If Bright truly read South Carolina’s declaration of secession, he would realize that the slavery, which is mentioned 18 times in the document, was at the core of its separation from the Union, specifically, the Northern states’ resistance to enforce the Fugitive Slave Act of 1850, which required that any slave who escaped captivity be returned to their “owner.”
“For many years these laws were executed. But an increasing hostility on the part of the non-slaveholding States to the institution of slavery, has led to a disregard of their obligations, and the laws of the General Government have ceased to effect the objects of the Constitution,” South Carolina’s declaration of secession reads before specifically mentioning states that passed measures against the Fugitive Slave Act. “Thus the constituted compact has been deliberately broken and disregarded by the non-slaveholding States, and the consequence follows that South Carolina is released from her obligation.”
The animosity toward Northern states and President Abraham Lincoln – against whom there are many valid criticisms, including his abuse of executive power and assault on civil liberties – continues in the document. It goes on to exalt the “right of property in slaves” and blast the denunciations of slavery as a “sinful” institution.
“A geographical line has been drawn across the Union, and all the States north of that line have united in the election of a man to the high office of President of the United States, whose opinions and purposes are hostile to slavery,” the secession document further states. “He is to be entrusted with the administration of the common Government, because he has declared that that ‘Government cannot endure permanently half slave, half free,’ and that the public mind must rest in the belief that slavery is in the course of ultimate extinction.”

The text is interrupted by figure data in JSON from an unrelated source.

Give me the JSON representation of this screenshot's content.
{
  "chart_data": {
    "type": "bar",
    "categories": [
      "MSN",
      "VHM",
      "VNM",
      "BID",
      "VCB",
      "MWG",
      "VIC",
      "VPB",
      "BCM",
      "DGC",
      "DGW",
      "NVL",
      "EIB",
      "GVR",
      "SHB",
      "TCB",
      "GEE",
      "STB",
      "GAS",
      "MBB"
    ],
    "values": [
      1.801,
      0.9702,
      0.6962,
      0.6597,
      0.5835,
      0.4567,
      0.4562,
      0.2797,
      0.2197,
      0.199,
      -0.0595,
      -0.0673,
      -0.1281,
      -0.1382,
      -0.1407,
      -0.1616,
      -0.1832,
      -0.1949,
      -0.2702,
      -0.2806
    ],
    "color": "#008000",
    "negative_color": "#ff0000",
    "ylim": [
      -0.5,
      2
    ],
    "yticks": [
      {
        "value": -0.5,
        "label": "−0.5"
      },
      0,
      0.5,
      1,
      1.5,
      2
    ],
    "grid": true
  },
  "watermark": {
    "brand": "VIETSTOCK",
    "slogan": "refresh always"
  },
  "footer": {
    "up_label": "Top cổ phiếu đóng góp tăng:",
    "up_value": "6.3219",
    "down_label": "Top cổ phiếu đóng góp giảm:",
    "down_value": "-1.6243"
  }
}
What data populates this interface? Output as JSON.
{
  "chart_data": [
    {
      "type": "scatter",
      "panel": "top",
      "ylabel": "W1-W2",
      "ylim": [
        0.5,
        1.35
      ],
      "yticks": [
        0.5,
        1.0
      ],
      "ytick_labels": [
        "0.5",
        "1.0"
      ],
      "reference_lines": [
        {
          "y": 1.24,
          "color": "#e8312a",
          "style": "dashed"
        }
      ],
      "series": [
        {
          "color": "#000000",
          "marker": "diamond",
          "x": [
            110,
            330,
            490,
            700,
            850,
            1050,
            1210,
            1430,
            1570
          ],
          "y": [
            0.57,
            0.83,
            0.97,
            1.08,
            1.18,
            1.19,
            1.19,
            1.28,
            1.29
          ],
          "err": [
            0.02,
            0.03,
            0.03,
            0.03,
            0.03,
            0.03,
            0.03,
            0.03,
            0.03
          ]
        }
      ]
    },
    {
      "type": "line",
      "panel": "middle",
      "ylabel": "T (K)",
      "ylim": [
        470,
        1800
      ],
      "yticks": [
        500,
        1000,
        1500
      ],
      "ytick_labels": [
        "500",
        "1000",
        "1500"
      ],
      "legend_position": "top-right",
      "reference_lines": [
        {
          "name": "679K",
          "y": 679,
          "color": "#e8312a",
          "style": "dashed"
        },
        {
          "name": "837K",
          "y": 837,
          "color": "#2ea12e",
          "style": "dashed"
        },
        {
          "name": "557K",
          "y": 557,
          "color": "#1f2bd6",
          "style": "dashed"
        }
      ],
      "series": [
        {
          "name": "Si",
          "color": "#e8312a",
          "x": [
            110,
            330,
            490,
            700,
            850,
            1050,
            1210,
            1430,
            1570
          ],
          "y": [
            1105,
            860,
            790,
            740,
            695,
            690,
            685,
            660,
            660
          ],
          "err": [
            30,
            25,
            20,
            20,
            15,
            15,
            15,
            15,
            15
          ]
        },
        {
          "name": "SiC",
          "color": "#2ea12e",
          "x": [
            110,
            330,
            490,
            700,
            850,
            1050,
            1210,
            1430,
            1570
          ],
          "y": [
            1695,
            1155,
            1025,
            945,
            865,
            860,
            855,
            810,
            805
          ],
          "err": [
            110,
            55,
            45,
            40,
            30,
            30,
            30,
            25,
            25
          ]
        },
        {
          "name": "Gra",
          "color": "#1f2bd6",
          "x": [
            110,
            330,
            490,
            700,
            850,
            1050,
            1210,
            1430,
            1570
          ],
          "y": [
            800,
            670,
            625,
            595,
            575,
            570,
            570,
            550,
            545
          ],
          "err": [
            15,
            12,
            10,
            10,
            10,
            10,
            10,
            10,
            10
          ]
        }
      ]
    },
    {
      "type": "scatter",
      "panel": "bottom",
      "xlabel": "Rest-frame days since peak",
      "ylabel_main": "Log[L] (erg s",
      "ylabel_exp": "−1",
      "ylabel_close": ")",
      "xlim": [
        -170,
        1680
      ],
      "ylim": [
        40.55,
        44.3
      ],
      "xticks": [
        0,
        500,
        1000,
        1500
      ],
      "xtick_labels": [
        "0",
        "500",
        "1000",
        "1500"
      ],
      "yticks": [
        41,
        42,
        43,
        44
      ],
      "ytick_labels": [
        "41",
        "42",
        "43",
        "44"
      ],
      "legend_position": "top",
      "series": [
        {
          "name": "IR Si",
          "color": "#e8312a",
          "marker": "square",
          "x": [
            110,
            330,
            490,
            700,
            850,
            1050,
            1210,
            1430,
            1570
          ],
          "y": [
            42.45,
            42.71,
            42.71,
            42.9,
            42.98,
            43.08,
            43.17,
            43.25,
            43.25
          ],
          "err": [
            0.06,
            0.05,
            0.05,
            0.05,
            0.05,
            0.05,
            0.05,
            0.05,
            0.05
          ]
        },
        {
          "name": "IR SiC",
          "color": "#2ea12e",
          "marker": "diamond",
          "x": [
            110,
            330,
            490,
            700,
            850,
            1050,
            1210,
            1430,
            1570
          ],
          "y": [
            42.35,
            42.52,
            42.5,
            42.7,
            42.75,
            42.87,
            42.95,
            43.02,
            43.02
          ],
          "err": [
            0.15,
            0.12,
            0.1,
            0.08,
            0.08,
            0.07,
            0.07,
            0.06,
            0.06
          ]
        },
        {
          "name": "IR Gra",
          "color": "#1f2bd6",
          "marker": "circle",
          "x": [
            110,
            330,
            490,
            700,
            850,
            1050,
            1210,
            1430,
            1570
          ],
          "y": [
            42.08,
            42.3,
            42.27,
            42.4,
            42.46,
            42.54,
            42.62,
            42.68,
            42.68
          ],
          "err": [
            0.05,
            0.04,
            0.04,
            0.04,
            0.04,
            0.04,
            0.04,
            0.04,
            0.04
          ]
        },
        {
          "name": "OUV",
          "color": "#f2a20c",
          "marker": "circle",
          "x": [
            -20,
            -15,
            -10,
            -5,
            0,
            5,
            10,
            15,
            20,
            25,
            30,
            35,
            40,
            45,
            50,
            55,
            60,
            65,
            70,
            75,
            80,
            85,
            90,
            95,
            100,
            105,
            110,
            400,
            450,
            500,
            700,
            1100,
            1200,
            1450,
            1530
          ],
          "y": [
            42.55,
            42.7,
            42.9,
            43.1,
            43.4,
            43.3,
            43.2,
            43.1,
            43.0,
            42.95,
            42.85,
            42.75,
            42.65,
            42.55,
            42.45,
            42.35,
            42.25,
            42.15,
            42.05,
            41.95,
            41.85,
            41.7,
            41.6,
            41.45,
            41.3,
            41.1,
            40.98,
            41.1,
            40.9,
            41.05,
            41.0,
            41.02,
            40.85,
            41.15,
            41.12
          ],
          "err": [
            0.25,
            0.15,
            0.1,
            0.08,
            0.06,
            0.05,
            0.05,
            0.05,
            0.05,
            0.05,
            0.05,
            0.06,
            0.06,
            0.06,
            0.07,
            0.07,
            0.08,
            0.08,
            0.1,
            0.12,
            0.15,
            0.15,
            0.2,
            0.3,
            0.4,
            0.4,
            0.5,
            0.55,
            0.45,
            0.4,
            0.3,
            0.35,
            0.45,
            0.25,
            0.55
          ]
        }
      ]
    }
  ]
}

One South Carolina native who used to espouse rhetoric about “states’ rights” being the primary motivation behind Civil War has changed his tone. Once known as the “Southern Avenger,” Jack Hunter, who worked for Sen. Rand Paul, R-Ky., until his past defenses of the Confederacy became news, recently explained his shift.

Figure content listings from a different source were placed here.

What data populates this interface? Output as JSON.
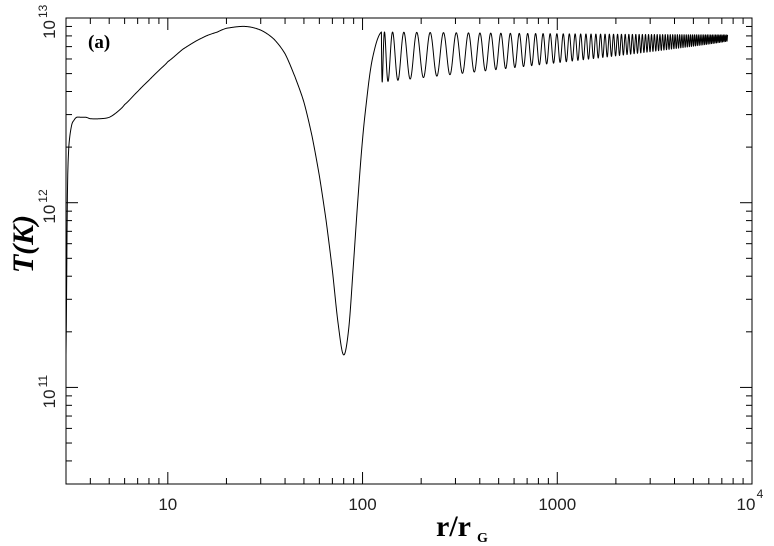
{
  "chart_data": {
    "type": "line",
    "panel_label": "(a)",
    "xlabel": "r/r",
    "xlabel_sub": "G",
    "ylabel": "T(K)",
    "x_scale": "log",
    "y_scale": "log",
    "xlim": [
      3,
      10000
    ],
    "ylim": [
      30000000000,
      10000000000000
    ],
    "x_ticks": [
      {
        "value": 10,
        "label": "10",
        "exp": ""
      },
      {
        "value": 100,
        "label": "100",
        "exp": ""
      },
      {
        "value": 1000,
        "label": "1000",
        "exp": ""
      },
      {
        "value": 10000,
        "label": "10",
        "exp": "4"
      }
    ],
    "y_ticks": [
      {
        "value": 100000000000,
        "label": "10",
        "exp": "11"
      },
      {
        "value": 1000000000000,
        "label": "10",
        "exp": "12"
      },
      {
        "value": 10000000000000,
        "label": "10",
        "exp": "13"
      }
    ],
    "grid": false,
    "series": [
      {
        "x": [
          3.0,
          3.05,
          3.1,
          3.2,
          3.3,
          3.4,
          3.6,
          3.8,
          4.0,
          4.5,
          5.0,
          5.5,
          6.0,
          7.0,
          8.0,
          9.0,
          10.0,
          12.0,
          15.0,
          18.0,
          20.0,
          25.0,
          30.0,
          35.0,
          40.0,
          45.0,
          50.0,
          55.0,
          60.0,
          65.0,
          70.0,
          75.0,
          80.0,
          85.0,
          90.0,
          95.0,
          100.0,
          105.0,
          110.0,
          115.0,
          120.0,
          125.0
        ],
        "y": [
          150000000000,
          1100000000000,
          2000000000000,
          2600000000000,
          2800000000000,
          2900000000000,
          2900000000000,
          2900000000000,
          2850000000000,
          2850000000000,
          2900000000000,
          3100000000000,
          3400000000000,
          4000000000000,
          4600000000000,
          5200000000000,
          5800000000000,
          6800000000000,
          7800000000000,
          8400000000000,
          8800000000000,
          9000000000000,
          8600000000000,
          7700000000000,
          6400000000000,
          4800000000000,
          3500000000000,
          2300000000000,
          1400000000000,
          800000000000,
          430000000000,
          220000000000,
          150000000000,
          210000000000,
          480000000000,
          1100000000000,
          2200000000000,
          3600000000000,
          5300000000000,
          6700000000000,
          7800000000000,
          8400000000000
        ]
      }
    ],
    "oscillation": {
      "start_r": 125,
      "end_r": 7500,
      "cycles": 78,
      "first_trough": 4500000000000,
      "first_peak": 8400000000000,
      "final_trough": 7500000000000,
      "final_peak": 8100000000000
    }
  }
}
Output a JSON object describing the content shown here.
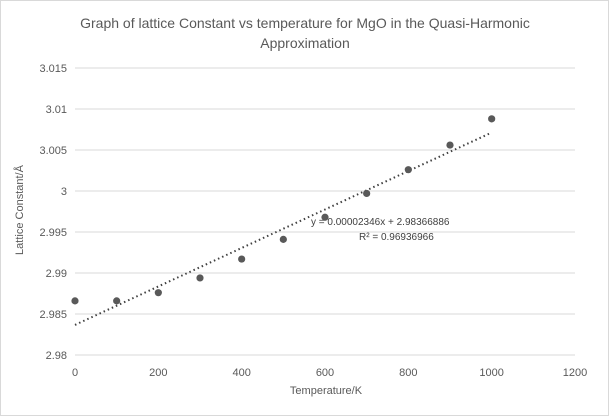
{
  "chart_data": {
    "type": "scatter",
    "title_lines": [
      "Graph of lattice Constant vs temperature for MgO in the Quasi-Harmonic",
      "Approximation"
    ],
    "xlabel": "Temperature/K",
    "ylabel": "Lattice Constant/Å",
    "xlim": [
      0,
      1200
    ],
    "ylim": [
      2.98,
      3.015
    ],
    "x_ticks": [
      0,
      200,
      400,
      600,
      800,
      1000,
      1200
    ],
    "y_ticks": [
      2.98,
      2.985,
      2.99,
      2.995,
      3,
      3.005,
      3.01,
      3.015
    ],
    "x_tick_labels": [
      "0",
      "200",
      "400",
      "600",
      "800",
      "1000",
      "1200"
    ],
    "y_tick_labels": [
      "2.98",
      "2.985",
      "2.99",
      "2.995",
      "3",
      "3.005",
      "3.01",
      "3.015"
    ],
    "grid": "horizontal",
    "marker_color": "#595959",
    "trendline_color": "#404040",
    "series": [
      {
        "name": "Lattice constant",
        "x": [
          0,
          100,
          200,
          300,
          400,
          500,
          600,
          700,
          800,
          900,
          1000
        ],
        "y": [
          2.9866,
          2.9866,
          2.9876,
          2.9894,
          2.9917,
          2.9941,
          2.9968,
          2.9997,
          3.0026,
          3.0056,
          3.0088
        ]
      }
    ],
    "trendline": {
      "type": "linear",
      "slope": 2.346e-05,
      "intercept": 2.98366886,
      "x_range": [
        0,
        1000
      ],
      "equation_label": "y = 0.00002346x + 2.98366886",
      "r2_label": "R² = 0.96936966"
    }
  }
}
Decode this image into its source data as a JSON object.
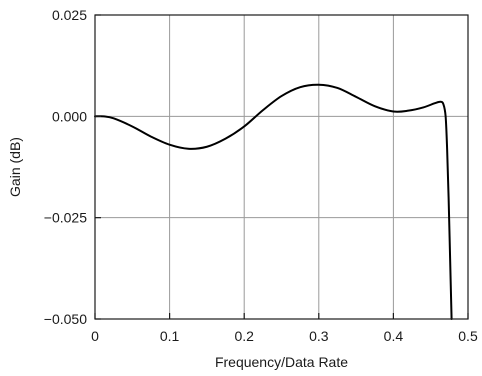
{
  "chart_data": {
    "type": "line",
    "title": "",
    "xlabel": "Frequency/Data Rate",
    "ylabel": "Gain (dB)",
    "xlim": [
      0,
      0.5
    ],
    "ylim": [
      -0.05,
      0.025
    ],
    "grid": true,
    "legend": "none",
    "x_ticks": [
      "0",
      "0.1",
      "0.2",
      "0.3",
      "0.4",
      "0.5"
    ],
    "x_tick_values": [
      0,
      0.1,
      0.2,
      0.3,
      0.4,
      0.5
    ],
    "y_ticks": [
      "0.025",
      "0.000",
      "−0.025",
      "−0.050"
    ],
    "y_tick_values": [
      0.025,
      0.0,
      -0.025,
      -0.05
    ],
    "series": [
      {
        "color": "#000000",
        "x": [
          0,
          0.012,
          0.025,
          0.05,
          0.075,
          0.1,
          0.125,
          0.15,
          0.175,
          0.2,
          0.225,
          0.25,
          0.275,
          0.3,
          0.325,
          0.35,
          0.375,
          0.4,
          0.42,
          0.44,
          0.455,
          0.463,
          0.467,
          0.47,
          0.472,
          0.474,
          0.476,
          0.478
        ],
        "y": [
          0.0,
          0.0,
          -0.0005,
          -0.0025,
          -0.005,
          -0.007,
          -0.008,
          -0.0075,
          -0.0055,
          -0.0025,
          0.0015,
          0.005,
          0.0072,
          0.0078,
          0.007,
          0.0048,
          0.0025,
          0.0012,
          0.0014,
          0.0022,
          0.0032,
          0.0036,
          0.003,
          0.0,
          -0.008,
          -0.02,
          -0.035,
          -0.05
        ]
      }
    ]
  }
}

“I’ve heard countless arguments for many years about why the Confederate flag doesn’t stand for slavery or racism. Some arguments are valid,” Hunter wrote. “But whatever your favorite talking point for defending the Confederate flag, it does not change the fact that millions see it as a symbol of racial terrorism. It does not change the fact that black Americans have many good reasons for seeing it as such.”
The debate over the Confederate battle flag now heads to the South Carolina House of Representatives.